As per BigMint’s assessment on 21 April, ferro silicon prices in India were at INR 95,000/t ($1,116/t) exw-Guwahati. In Bhutan, prices stayed largely stable w-o-w, with a minor drop of INR 300/t ($4/t) to INR 96,000/t ($1,128/t) exw. Trades for around 1,400 t were finalised in the assessment window in northeastern India, within the price range of INR 94,000-95,000/t ($1,104-1,116/t) exw.
Market summary (15-21 April 2025)
Trades shape market trends: Limited inquiries were seen over this period, according to market participants, and prices were largely determined by the deals carried out.
Additionally, as sellers in northeast India wanted to keep their offers competitive, prices fell by a steeper INR 600/t ($7/t) compared to INR 300/t ($4/t) in Bhutan.
In southern India, sellers kept their offers at INR 97,000-99,000/t ($1,140-1,163/t) exw. However, only need-based buying was seen, and buyers were hesitant towards higher offers.
Ferro silicon export prices stayed stable w-o-w at $1,175/t FOB Kolkata. Regarding the same, a source informed BigMint, “We are offering higher at around $1,200-1,210/t FOB for 70-grade material. However, there are no bookings currently.”

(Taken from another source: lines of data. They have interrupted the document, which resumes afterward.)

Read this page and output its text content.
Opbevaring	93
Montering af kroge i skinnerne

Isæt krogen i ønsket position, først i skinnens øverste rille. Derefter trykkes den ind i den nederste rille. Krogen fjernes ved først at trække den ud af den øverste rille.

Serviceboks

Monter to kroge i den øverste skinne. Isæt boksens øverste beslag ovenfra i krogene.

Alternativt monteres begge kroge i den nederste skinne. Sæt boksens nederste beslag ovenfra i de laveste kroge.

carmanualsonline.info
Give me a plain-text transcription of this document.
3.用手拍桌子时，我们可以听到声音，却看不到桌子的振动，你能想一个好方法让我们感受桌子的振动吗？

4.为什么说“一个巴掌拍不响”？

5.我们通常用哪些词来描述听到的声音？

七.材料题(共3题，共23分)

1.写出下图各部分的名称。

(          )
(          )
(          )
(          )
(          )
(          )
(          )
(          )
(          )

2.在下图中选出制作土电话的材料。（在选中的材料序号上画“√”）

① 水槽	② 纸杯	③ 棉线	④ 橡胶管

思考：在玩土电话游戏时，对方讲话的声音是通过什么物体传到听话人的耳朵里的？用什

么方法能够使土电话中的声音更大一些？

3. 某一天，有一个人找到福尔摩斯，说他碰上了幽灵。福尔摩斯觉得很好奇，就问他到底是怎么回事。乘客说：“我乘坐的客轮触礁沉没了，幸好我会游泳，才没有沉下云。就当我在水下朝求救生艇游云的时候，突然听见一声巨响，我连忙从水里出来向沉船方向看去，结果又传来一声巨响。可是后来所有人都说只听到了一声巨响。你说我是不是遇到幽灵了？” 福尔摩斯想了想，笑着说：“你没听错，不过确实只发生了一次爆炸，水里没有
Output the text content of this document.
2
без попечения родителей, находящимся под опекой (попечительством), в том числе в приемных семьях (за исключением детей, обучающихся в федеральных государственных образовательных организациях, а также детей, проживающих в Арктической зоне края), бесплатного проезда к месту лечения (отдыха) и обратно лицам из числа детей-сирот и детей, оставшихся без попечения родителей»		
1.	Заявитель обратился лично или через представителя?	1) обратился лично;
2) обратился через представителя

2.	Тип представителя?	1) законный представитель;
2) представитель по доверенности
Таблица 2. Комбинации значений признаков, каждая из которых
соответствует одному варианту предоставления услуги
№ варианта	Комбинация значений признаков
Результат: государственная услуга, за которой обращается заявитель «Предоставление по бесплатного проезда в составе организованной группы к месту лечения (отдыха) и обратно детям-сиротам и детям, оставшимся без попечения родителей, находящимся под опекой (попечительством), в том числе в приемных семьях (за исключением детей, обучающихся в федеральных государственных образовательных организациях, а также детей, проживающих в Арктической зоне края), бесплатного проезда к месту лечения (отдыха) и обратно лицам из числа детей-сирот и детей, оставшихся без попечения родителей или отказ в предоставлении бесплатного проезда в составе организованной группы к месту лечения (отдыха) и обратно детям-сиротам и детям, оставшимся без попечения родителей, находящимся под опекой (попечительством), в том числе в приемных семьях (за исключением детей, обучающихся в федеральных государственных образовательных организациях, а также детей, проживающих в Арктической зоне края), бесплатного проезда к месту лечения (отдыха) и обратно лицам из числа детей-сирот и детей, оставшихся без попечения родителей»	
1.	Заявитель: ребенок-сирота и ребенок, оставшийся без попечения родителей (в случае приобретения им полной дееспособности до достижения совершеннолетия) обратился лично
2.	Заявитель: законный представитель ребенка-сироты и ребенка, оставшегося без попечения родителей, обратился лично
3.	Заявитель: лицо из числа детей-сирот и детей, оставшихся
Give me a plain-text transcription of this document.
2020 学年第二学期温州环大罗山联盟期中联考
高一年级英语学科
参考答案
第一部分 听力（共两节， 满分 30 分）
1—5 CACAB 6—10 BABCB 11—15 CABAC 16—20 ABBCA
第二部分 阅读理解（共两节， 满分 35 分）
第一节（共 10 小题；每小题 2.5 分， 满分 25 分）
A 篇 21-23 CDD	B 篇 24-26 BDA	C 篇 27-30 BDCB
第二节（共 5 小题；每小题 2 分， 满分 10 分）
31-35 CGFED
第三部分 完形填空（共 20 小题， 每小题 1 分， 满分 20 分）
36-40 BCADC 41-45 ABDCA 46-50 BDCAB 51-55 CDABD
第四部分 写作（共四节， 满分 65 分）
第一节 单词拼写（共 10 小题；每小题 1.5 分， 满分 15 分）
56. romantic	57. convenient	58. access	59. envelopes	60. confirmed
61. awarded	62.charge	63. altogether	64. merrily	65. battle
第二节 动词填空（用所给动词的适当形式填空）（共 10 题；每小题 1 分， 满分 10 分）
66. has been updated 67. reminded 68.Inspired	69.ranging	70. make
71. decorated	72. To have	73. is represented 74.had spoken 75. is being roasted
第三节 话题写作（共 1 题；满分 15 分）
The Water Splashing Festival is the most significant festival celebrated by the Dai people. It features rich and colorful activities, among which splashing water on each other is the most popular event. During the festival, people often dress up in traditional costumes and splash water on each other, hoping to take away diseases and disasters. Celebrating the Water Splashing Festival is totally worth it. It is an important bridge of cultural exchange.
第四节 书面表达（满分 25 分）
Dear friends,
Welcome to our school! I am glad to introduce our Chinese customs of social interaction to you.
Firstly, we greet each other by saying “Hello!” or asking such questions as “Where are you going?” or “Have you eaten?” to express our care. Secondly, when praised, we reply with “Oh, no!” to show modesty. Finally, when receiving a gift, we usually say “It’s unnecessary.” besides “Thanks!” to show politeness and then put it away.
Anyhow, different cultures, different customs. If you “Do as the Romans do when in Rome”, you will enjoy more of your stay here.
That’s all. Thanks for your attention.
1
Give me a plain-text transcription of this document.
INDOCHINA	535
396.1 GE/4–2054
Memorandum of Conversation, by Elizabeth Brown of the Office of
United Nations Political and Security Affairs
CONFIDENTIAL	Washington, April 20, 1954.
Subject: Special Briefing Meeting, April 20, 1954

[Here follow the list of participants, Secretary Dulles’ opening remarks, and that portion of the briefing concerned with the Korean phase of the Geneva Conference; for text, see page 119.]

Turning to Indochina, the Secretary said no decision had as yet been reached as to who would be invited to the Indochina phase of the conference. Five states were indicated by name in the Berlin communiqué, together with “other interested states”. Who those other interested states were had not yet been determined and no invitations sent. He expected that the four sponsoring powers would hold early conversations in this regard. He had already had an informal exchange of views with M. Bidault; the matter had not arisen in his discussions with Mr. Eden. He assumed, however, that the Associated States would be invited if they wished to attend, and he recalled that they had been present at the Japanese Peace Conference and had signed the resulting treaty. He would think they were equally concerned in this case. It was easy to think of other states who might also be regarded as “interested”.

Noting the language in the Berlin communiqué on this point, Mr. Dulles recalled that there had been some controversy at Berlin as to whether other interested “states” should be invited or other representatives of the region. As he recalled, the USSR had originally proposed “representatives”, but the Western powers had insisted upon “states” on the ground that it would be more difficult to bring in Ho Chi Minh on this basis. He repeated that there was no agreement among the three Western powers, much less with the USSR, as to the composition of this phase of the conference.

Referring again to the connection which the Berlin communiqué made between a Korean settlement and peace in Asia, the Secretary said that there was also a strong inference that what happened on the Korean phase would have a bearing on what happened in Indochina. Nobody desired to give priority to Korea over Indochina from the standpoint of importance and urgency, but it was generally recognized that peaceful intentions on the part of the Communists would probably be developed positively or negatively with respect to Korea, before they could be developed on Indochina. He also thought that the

Chinese prices hold steady: Ferro silicon (Si:75%) prices in China remained unchanged w-o-w at RMB 6,240/t ($855/t) exw-Inner Mongolia. Terminal demand recovered slowly amid expectations of domestic economic recovery, but most market participants remained cautious. Meanwhile, supply reductions eased inventory pressure, though stocks remained high, and sales were sluggish. Traders adopted a moderate sales approach, focusing on securing timely profits.
Additionally, stricter controls at Chinese ports limited export offers, dampening market activity. Procurement interest stayed low, as buyers hesitated due to policy concerns and macroeconomic challenges. Downstream consumers remained uncertain about market movements, while steel mills, affected by tariffs, adopted a wait-and-watch approach.
On the Zhengzhou Commodity Exchange (ZCE), prices went down by RMB 134/t ($18/t) w-o-w to RMB 5,726/t ($784/t) on 21 March.

Outlook
Considering the current market scenario, prices are likely to hold steady in the days ahead, with slight fluctuations.